Shortly after I turned twelve years old, my dog died. The German Shepard, stricken in years, collapsed by the side of the road after we’d returned from a leisurely walk—at some point, I suppose he just couldn’t hold his own any longer. He had been my best friend since the day we adopted him from the animal shelter, and saying farewell to that great big ball of enthusiasm and joy was like sending a part of myself to the gallows, while the other part would be forced to watch from a helpless standpoint.

My mother, sympathizing for me more than the loss of the German Shepard’s life, took it upon herself to fill the “gap” in our home by adopting a new pet—not another dog, but instead, it was a cat, not even half the size of our previous pet, and its fur was purely black like pristine charcoal. I hated that cat. Its presence was a painful reminder that my best friend was gone and would be gone forever, and all we had to show for it were a couple of photographs and an apathetically undesirable replacement.
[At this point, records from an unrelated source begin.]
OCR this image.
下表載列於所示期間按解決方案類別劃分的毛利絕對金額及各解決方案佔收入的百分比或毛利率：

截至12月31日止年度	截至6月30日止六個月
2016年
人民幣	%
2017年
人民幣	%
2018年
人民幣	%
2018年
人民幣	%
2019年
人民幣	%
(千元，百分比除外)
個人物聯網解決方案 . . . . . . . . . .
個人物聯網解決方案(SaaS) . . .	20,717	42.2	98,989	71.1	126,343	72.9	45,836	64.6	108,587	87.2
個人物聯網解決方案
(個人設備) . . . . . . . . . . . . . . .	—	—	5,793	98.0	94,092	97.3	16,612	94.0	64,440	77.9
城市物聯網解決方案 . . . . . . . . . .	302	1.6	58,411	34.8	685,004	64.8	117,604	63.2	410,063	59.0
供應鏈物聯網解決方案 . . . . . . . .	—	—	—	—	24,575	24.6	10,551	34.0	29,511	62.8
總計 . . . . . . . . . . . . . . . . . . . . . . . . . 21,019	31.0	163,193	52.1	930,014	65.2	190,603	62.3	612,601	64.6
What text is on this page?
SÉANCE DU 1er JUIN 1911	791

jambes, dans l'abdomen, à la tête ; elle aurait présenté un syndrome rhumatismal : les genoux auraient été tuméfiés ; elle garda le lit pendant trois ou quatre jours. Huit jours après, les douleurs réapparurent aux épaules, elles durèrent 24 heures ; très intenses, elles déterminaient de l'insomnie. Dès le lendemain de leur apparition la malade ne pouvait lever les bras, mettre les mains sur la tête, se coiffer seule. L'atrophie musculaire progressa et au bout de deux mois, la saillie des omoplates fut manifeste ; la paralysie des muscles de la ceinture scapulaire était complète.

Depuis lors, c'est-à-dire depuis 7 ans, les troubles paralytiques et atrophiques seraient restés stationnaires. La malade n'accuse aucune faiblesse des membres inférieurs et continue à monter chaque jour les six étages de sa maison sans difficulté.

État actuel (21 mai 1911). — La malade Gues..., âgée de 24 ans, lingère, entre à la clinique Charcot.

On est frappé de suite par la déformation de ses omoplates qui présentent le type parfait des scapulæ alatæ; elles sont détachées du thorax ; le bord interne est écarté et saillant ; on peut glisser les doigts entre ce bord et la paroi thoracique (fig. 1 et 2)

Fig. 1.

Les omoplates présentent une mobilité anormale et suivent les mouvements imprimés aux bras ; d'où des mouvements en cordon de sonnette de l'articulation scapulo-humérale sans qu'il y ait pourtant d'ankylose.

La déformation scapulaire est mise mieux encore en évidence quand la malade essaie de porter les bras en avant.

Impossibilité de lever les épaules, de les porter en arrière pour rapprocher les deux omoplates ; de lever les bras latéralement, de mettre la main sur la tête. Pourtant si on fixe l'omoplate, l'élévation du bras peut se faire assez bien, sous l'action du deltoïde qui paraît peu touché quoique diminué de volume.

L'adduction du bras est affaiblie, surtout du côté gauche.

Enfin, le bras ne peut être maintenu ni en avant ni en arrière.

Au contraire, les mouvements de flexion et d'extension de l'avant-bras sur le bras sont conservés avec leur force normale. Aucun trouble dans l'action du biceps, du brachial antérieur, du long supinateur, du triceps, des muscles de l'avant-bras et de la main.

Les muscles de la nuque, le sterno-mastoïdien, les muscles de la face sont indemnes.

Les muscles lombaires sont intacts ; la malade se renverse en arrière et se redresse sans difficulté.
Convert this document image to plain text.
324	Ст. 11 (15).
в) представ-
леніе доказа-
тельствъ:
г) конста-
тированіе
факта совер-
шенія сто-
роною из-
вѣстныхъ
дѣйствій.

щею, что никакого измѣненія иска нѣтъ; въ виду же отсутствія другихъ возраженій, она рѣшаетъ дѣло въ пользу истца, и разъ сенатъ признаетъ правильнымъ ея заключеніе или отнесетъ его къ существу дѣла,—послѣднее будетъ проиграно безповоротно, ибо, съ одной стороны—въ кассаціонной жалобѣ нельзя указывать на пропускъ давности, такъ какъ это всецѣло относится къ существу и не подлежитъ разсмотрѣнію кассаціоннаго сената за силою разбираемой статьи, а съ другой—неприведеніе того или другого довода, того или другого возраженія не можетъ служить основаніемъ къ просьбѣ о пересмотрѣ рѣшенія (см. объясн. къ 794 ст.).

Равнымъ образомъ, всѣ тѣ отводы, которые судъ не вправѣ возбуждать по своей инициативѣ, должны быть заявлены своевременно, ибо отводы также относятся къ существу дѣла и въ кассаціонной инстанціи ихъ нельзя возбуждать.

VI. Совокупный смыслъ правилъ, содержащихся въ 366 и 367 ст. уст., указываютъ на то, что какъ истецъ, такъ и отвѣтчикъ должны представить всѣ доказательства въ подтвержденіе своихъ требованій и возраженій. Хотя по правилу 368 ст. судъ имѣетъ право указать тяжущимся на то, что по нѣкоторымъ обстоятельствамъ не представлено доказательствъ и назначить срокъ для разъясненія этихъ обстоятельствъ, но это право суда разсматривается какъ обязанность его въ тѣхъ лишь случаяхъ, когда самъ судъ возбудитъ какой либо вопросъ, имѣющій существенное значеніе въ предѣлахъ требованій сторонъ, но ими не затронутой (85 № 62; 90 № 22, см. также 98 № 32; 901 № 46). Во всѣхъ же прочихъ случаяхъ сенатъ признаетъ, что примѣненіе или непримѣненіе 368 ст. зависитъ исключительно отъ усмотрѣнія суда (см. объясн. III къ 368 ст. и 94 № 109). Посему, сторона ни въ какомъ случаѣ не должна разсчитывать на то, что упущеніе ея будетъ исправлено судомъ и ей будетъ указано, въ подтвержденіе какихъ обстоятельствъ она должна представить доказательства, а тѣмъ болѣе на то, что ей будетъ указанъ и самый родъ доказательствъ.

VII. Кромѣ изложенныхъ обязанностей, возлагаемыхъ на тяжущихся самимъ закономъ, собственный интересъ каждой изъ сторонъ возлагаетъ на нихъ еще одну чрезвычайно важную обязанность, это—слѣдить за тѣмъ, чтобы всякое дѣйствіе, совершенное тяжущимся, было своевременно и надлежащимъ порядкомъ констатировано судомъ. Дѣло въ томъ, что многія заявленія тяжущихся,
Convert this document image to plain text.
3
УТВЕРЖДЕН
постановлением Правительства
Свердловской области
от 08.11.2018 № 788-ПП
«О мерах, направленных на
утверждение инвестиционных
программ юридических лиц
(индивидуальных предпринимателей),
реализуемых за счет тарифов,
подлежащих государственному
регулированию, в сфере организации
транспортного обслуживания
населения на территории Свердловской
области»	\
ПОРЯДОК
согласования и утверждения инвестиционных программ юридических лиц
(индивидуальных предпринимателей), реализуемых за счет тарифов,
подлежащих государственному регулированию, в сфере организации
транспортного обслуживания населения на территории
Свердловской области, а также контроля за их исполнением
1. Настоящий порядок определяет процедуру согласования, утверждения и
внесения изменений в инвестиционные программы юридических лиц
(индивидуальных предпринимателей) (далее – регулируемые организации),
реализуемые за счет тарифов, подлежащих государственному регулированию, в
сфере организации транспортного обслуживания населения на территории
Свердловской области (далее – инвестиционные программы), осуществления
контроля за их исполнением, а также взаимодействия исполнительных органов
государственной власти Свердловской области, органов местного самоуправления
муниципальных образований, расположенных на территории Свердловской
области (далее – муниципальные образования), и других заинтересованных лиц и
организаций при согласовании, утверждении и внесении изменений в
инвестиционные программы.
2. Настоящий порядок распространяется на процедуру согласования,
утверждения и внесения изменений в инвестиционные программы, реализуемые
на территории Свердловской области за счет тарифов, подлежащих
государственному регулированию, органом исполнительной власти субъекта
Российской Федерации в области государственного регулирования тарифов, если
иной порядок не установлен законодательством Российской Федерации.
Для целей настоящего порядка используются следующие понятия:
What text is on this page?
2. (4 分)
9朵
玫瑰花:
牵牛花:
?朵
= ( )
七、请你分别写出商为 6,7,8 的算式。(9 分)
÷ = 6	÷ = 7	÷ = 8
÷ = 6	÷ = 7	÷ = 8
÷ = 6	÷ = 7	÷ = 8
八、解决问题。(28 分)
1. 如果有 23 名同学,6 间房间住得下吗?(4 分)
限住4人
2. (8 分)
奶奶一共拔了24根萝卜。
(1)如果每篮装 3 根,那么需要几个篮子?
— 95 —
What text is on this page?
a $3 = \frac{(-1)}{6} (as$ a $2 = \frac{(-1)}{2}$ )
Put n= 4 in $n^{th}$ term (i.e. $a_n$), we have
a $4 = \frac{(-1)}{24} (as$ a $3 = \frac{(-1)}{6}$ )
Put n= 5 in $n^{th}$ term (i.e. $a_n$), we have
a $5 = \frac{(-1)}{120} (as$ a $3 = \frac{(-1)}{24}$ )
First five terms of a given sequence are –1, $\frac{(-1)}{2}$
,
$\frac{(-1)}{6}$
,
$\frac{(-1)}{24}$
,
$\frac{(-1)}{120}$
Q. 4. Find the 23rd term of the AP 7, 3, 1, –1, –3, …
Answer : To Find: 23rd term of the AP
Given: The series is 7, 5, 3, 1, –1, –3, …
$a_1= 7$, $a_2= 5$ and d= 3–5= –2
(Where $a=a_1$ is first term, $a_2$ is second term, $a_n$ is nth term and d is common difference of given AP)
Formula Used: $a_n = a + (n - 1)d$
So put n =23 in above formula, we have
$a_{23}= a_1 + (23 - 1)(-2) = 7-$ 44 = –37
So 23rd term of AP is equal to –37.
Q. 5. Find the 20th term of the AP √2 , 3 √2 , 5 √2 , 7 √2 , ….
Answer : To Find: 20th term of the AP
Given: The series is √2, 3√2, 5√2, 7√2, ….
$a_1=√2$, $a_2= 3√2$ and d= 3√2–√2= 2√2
It tore me apart. Piece by piece. Gradually, it seemed, yet nonetheless only a fool would’ve been able to disregard that explicitly pitiful state of my life. However, on the very same day I thought to be at my lowest point, something fell into my line of vision, and I came to realize the most significant aspect that I had been overlooking from the start.

There were others out there who were so much less fortunate than me. Some people couldn’t experience the innocent bliss of being able to sleep in a bed at night, to be able to sit at the table with one’s family, to even have a stable relationship with that family. To be healthy...to have a reason to be happy.

And so I set aside the pessimist inside of me. I began taking good care of the cat my mother had adopted intending to see me happy again, and I found myself feeling immensely grateful she had done so. Everything in my life had been set straight again. And I could smile like I used to, even with the subtly lingering jealousy that attempted to surface whenever I would see my friends with their fathers, and especially when I discovered how close they were with one another. I didn’t need a father to be happy. I didn’t need a dog. My family was complete, stable, satisfied. And so was I.

That was the way I wanted things to remain. To maintain this lifestyle, I thought it’d be best not to take risks, to avoid getting myself involved with strangers, to avoid getting myself involved with things that would bring to my attention something so very, very obvious.

But in my second year of high school, I found myself doing just that.